Department of Epidemiology, School of Public Health, Nantong University, Nantong, Jiangsu, China.
Ecotoxicol Environ Saf. 2025 Jan 1;289:117679. doi: 10.1016/j.ecoenv.2025.117679. Epub 2025 Jan 10.
Identifying the common functional single-nucleotide polymorphisms (SNPs) that can both affect the susceptibility to idiopathic pulmonary fibrosis (IPF) and silicosis.
We first integrated the genome-wide association studies (GWASs) of IPF and silicosis to obtain the shared SNPs. Following this, functional expression quantitative trait locus (eQTL)-SNPs were identified by the GTEx database. This was followed by the validation of the correlation between these eQTL-SNPs and silicosis susceptibility through an additional case-control study including 194 silicosis cases and 235 healthy controls.
A total of 10 eQTL-SNPs that may affect silicosis susceptibility (P < 0.05) were obtained after the integration of the GWASs of IPF and silicosis, and a series of rigorous selection principles. Subsequently, the results of integrating the validation stage and the screening stage indicated that the variant T allele of rs1620530 located in the MAD1L1 (additive model: OR= 1.56, 95 % CI = 1.21-2.01, P = 0.001) and the variant G allele of rs2070063 located in the SERTAD2 (additive model: OR= 1.60, 95 % CI = 1.24-2.06, P < 0.001) were associated with increased silicosis susceptibility. The joint analysis indicated the risk of developing silicosis was higher in individuals who carried more unfavorable alleles of rs1620530 and rs2070063.
The rs1620530 and rs2070063 may affect the silicosis susceptibility by regulating the expression of the MAD1L1 and SERTAD2, respectively. Further biological experiments are warranted to elucidate the underlying biological mechanisms between these two SNPs and the increased susceptibility to silicosis.
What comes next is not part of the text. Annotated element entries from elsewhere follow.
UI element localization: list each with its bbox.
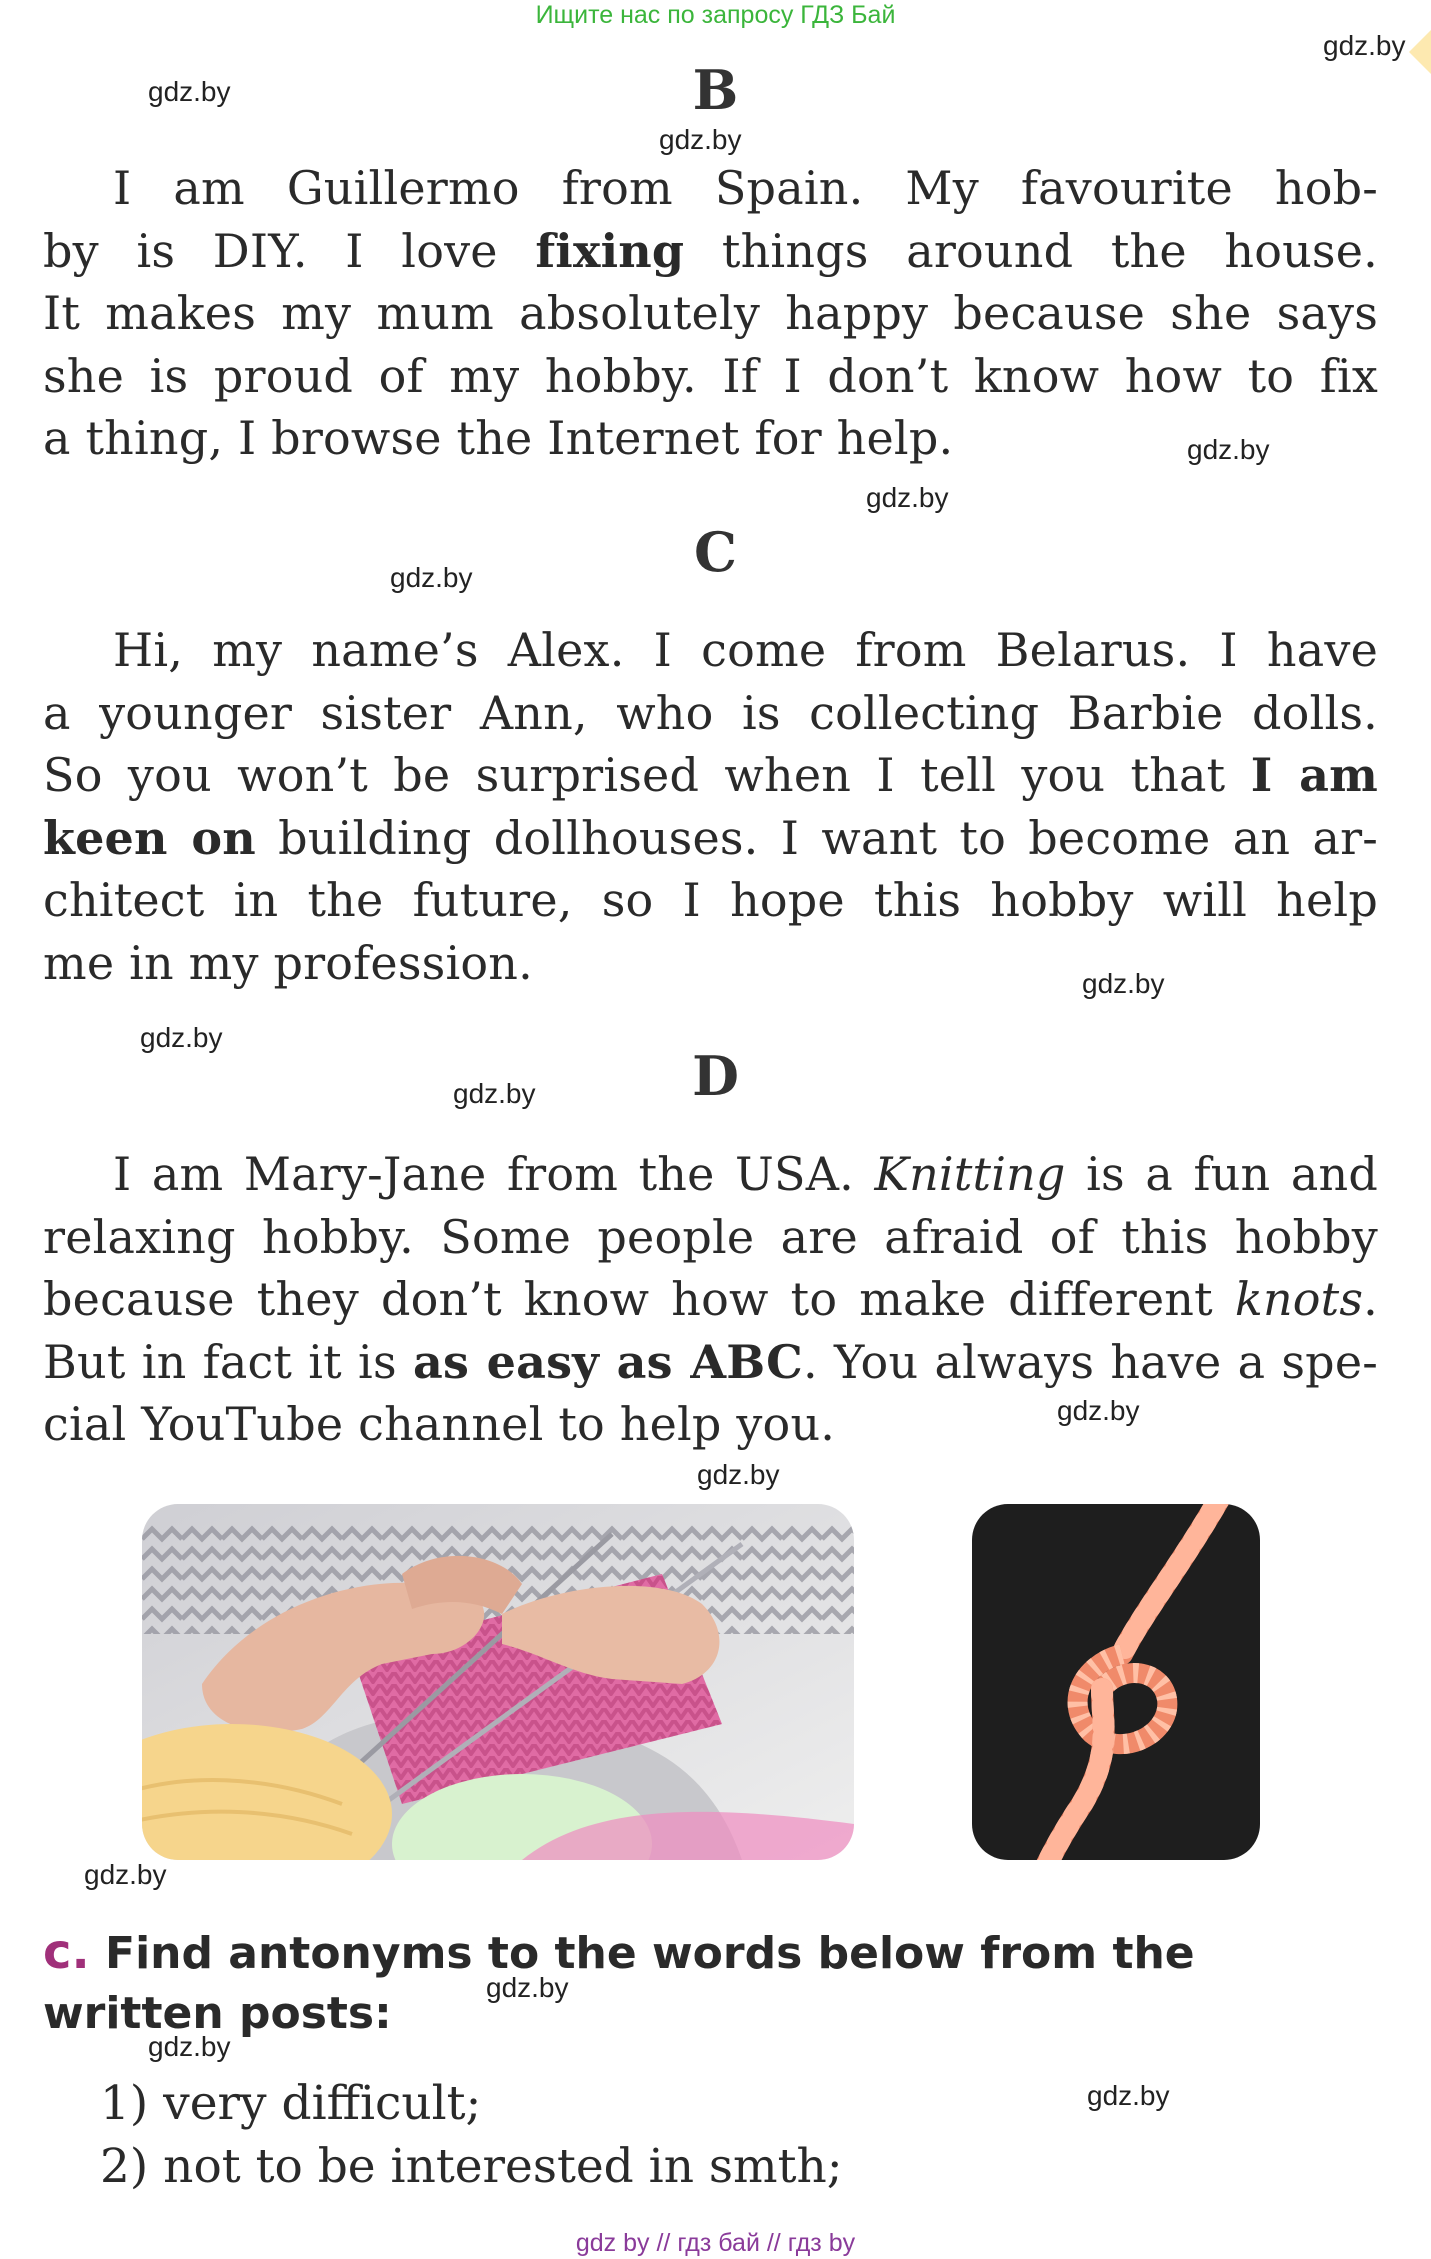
key-word: Knitting — [874, 1147, 1066, 1201]
section-heading-c: C — [694, 520, 737, 584]
post-mary-jane — [43, 1143, 1378, 1456]
watermark: gdz.by — [84, 1859, 167, 1890]
rope-knot-illustration — [972, 1504, 1260, 1860]
key-phrase: I am — [1250, 748, 1379, 802]
watermark: gdz.by — [1057, 1395, 1140, 1426]
watermark: gdz.by — [390, 562, 473, 593]
section-heading-d: D — [692, 1044, 739, 1108]
post-guillermo — [43, 157, 1378, 470]
watermark: gdz.by — [1187, 434, 1270, 465]
key-word: fixing — [535, 223, 685, 278]
watermark: gdz.by — [140, 1022, 223, 1053]
text-line: me in my profession. — [43, 935, 533, 990]
watermark: gdz.by — [486, 1972, 569, 2003]
footer-links[interactable]: gdz by // гдз бай // гдз by — [575, 2229, 856, 2257]
text-line: by is DIY. I love fixing things around the house. — [43, 223, 1378, 278]
key-phrase: as easy as ABC — [412, 1334, 803, 1389]
text-line: chitect in the future, so I hope this hobby will help — [43, 873, 1378, 927]
text-line: It makes my mum absolutely happy because she says — [43, 286, 1378, 340]
text-line: So you won’t be surprised when I tell you that I am — [43, 748, 1379, 802]
word-list — [100, 2072, 1300, 2198]
text-line: I am Guillermo from Spain. My favourite hob- — [113, 161, 1378, 215]
text-line: a younger sister Ann, who is collecting Barbie dolls. — [43, 685, 1378, 740]
text-line: relaxing hobby. Some people are afraid of this hobby — [43, 1209, 1378, 1264]
list-item: 1) very difficult; — [100, 2076, 482, 2131]
watermark: gdz.by — [148, 2031, 231, 2062]
watermark: gdz.by — [1082, 968, 1165, 999]
knot-photo — [972, 1504, 1260, 1860]
key-word: knots — [1234, 1272, 1364, 1326]
watermark: gdz.by — [1087, 2080, 1170, 2111]
watermark: gdz.by — [866, 482, 949, 513]
task-letter: c. — [43, 1924, 90, 1980]
text-line: But in fact it is as easy as ABC. You always have a spe- — [43, 1334, 1378, 1389]
watermark: gdz.by — [697, 1459, 780, 1490]
knitting-photo — [142, 1504, 854, 1860]
text-line: she is proud of my hobby. If I don’t know how to fix — [43, 348, 1378, 403]
text-line: a thing, I browse the Internet for help. — [43, 411, 954, 465]
knitting-illustration — [142, 1504, 854, 1860]
text-line: Hi, my name’s Alex. I come from Belarus. I have — [113, 623, 1378, 677]
text-line: cial YouTube channel to help you. — [43, 1397, 836, 1451]
section-heading-b: B — [692, 58, 739, 122]
key-phrase: keen on — [43, 810, 256, 865]
watermark: gdz.by — [148, 76, 231, 107]
watermark: gdz.by — [659, 124, 742, 155]
text-line: keen on building dollhouses. I want to become an ar- — [43, 810, 1379, 865]
text-line: I am Mary-Jane from the USA. Knitting is a fun and — [113, 1147, 1378, 1201]
watermark: gdz.by — [453, 1078, 536, 1109]
top-banner[interactable]: Ищите нас по запросу ГДЗ Бай — [535, 1, 896, 29]
post-alex — [43, 619, 1378, 994]
watermark: gdz.by — [1323, 30, 1406, 61]
task-instruction: c. Find antonyms to the words below from the written posts: — [43, 1924, 1195, 2039]
list-item: 2) not to be interested in smth; — [100, 2139, 843, 2194]
text-line: because they don’t know how to make different knots. — [43, 1272, 1378, 1326]
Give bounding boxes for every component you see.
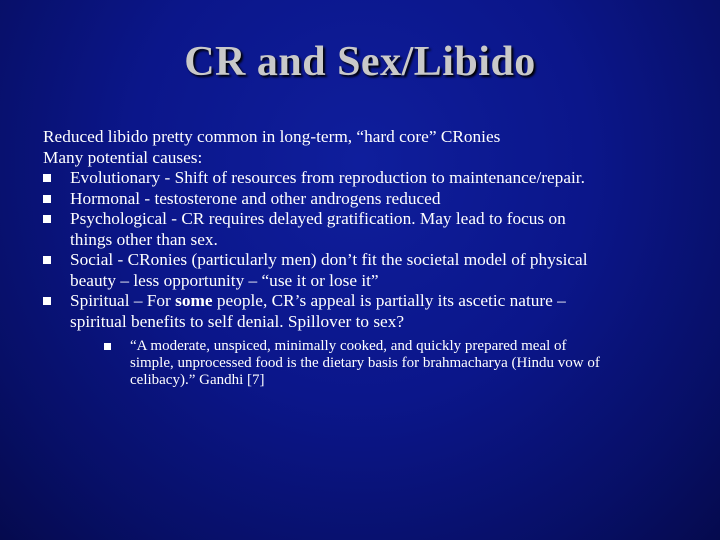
- bullet-text: Evolutionary - Shift of resources from reproduction to maintenance/repair.: [70, 168, 585, 187]
- square-bullet-icon: [43, 195, 51, 203]
- intro-line: Many potential causes:: [43, 147, 203, 167]
- square-bullet-icon: [43, 215, 51, 223]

鉴定既能影响特发性肺纤维化(IPF)易感性又能影响矽肺易感性的常见功能性单核苷酸多态性(SNP)。
我们首先整合IPF和矽肺的全基因组关联研究(GWAS)以获得共享的SNP。在此之后,通过GTEx数据库鉴定功能性表达数量性状位点(eQTL)-SNP。随后,通过一项纳入194例矽肺病例和235例健康对照的额外病例对照研究,验证这些eQTL-SNP与矽肺易感性之间的相关性。
整合IPF和矽肺的GWAS以及一系列严格的筛选原则后,共获得10个可能影响矽肺易感性的eQTL-SNP(P<0.05)。随后,整合验证阶段和筛选阶段的结果表明,位于MAD1L1的rs1620530的变异T等位基因(加性模型:OR = 1.56,95%CI = 1.21 - 2.01,P = 0.001)和位于SERTAD2的rs2070063的变异G等位基因(加性模型:OR = 1.60,95%CI = 1.24 - 2.06,P<0.001)与矽肺易感性增加相关。联合分析表明,携带rs1620530和rs2070063更多不利等位基因的个体患矽肺的风险更高。
rs1620530和rs2070063可能分别通过调节MAD1L1和SERTAD2的表达来影响矽肺易感性。有必要进行进一步的生物学实验以阐明这两个SNP与矽肺易感性增加之间的潜在生物学机制。